The first mistake our political leaders made is goal confusion. The question is no longer whether to raise the debt limit or cut spending. Congress is out of time for that debate. Moody’s Investors Service, which rates debt for lenders, said it could lower the U.S. credit rating as early as July if Congress does not develop a process to avoid default. July 1 is this week. That means we need a detailed, step-by-step agreement process now, or interest rates could rise before August 2. The response so far? Republicans walked out of talks last Thursday, and a “golf summit” between President Obama and House Speaker Boehner failed to produce collaboration by their parties. Come July, we’ll start playing daily roulette with the entire U.S. economy.
Impending deadlines like this increase conflict and actually reduce creativity, information processing and agreement quality. What Washington needs to do at this point is decouple the debt limit from the spending debate, increasing the debt limit until December 31. This will maintain a less intrusive deadline but provide time for creative problem-solving in a calmer environment.
Another negotiation flaw plaguing the debt issue has been how laden the debate is with emotional buzzwords. Emotional people are physically less able to listen, which in turn means they are not often persuadable. They focus less on goals and more on retribution. If Vice President Biden’s task force was unable to calm down, it was right to turn this over to different bipartisan negotiators with fewer hotheads, but they need a better process. Threats cause emotion and are useless in negotiations like these.
Research by Robert Cialdini, author of Influence: The Psychology of Persuasion , found that when negotiators create human connections, 90 percent of the time they produce agreement (versus 16 percent if they don’t personally connect). Washington should study this data point.
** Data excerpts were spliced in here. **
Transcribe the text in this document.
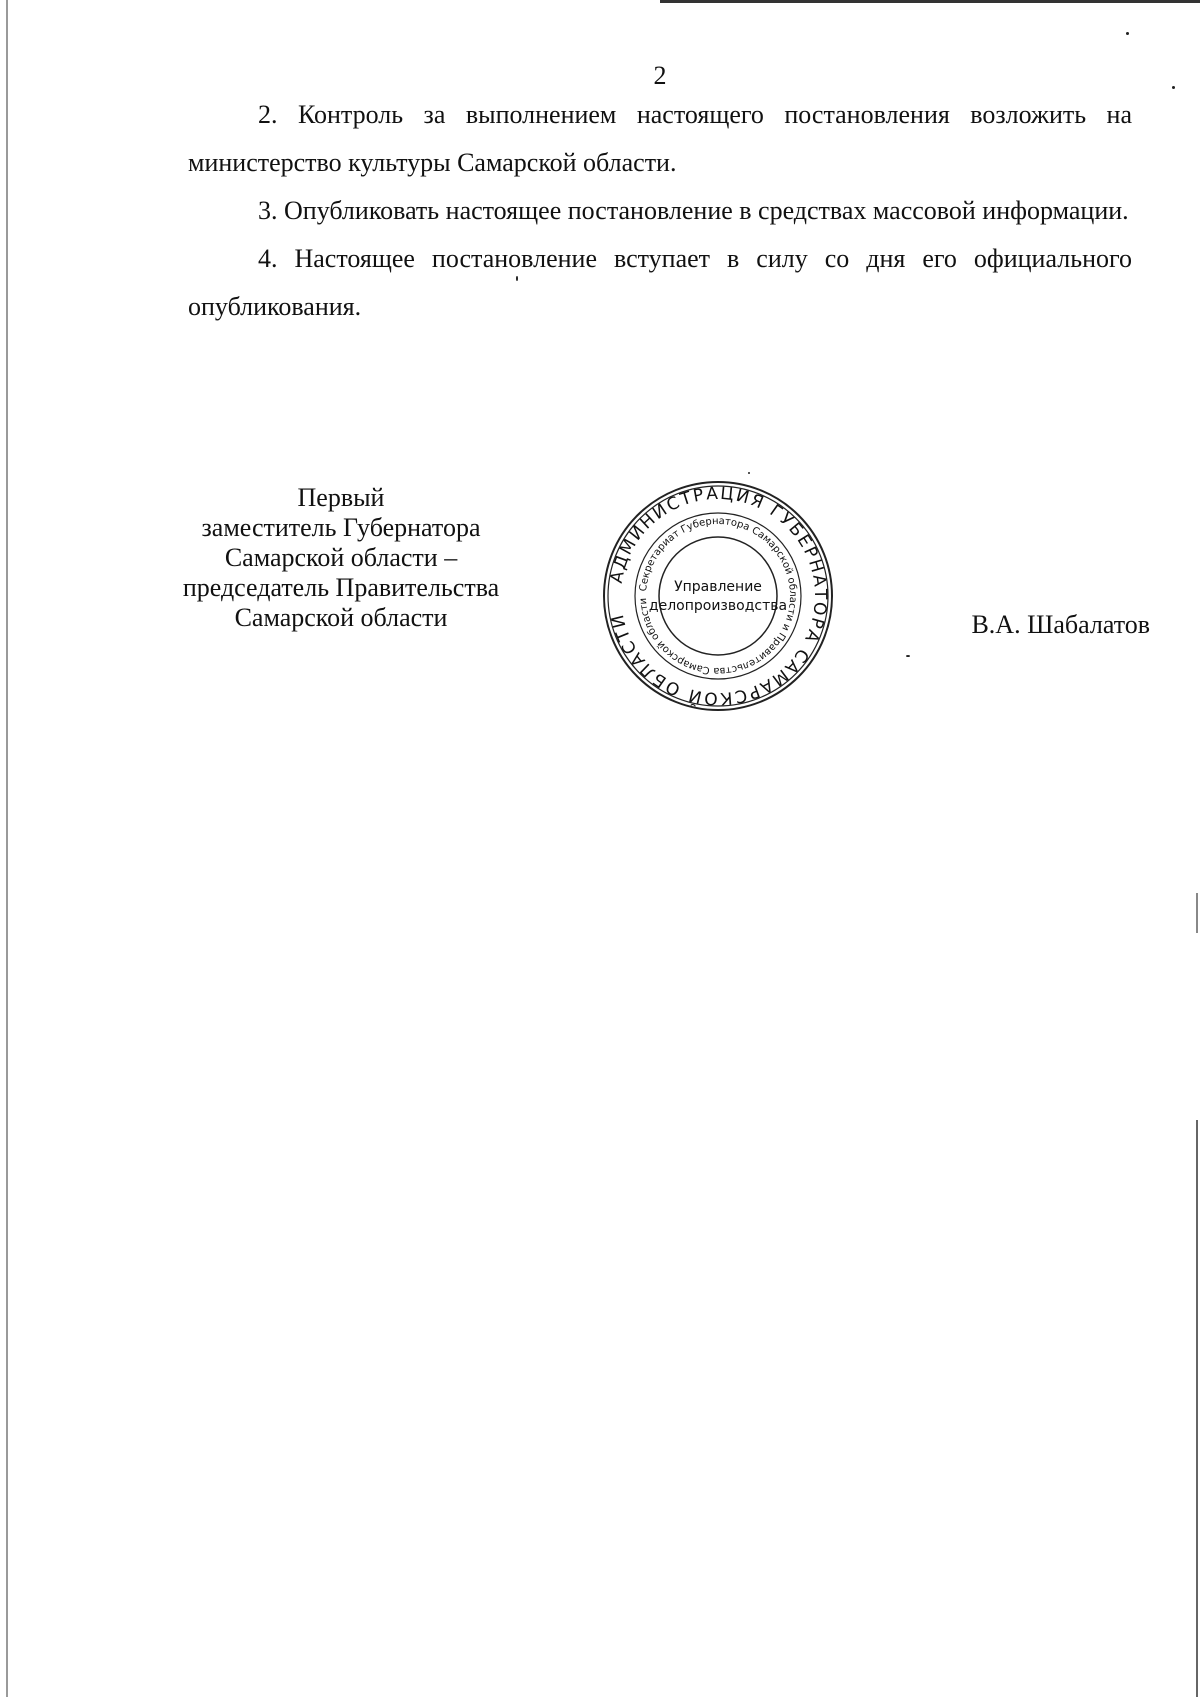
2

2. Контроль за выполнением настоящего постановления возложить на министерство культуры Самарской области.

3. Опубликовать настоящее постановление в средствах массовой информации.

4. Настоящее постановление вступает в силу со дня его официального опубликования.

Первый
заместитель Губернатора
Самарской области –
председатель Правительства
Самарской области
АДМИНИСТРАЦИЯ ГУБЕРНАТОРА САМАРСКОЙ ОБЛАСТИ
Секретариат Губернатора Самарской области и Правительства Самарской области
Управление
делопроизводства
В.А. Шабалатов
Civility isn’t just a nice leadership attribute; it actually increases listening, reduces emotion and better enables future compromise, even amid disagreement.
Additional studies , such as one by George Washington University’s Charles B. Craver, have found that when parties collaborate, the size of the pie can increase by 400 percent—that is, the end value of the deal can be four times better than it would have been otherwise. Partisan attacks do not create this value; brainstorming does. There is no “us v. them” when all of us are facing a common crisis.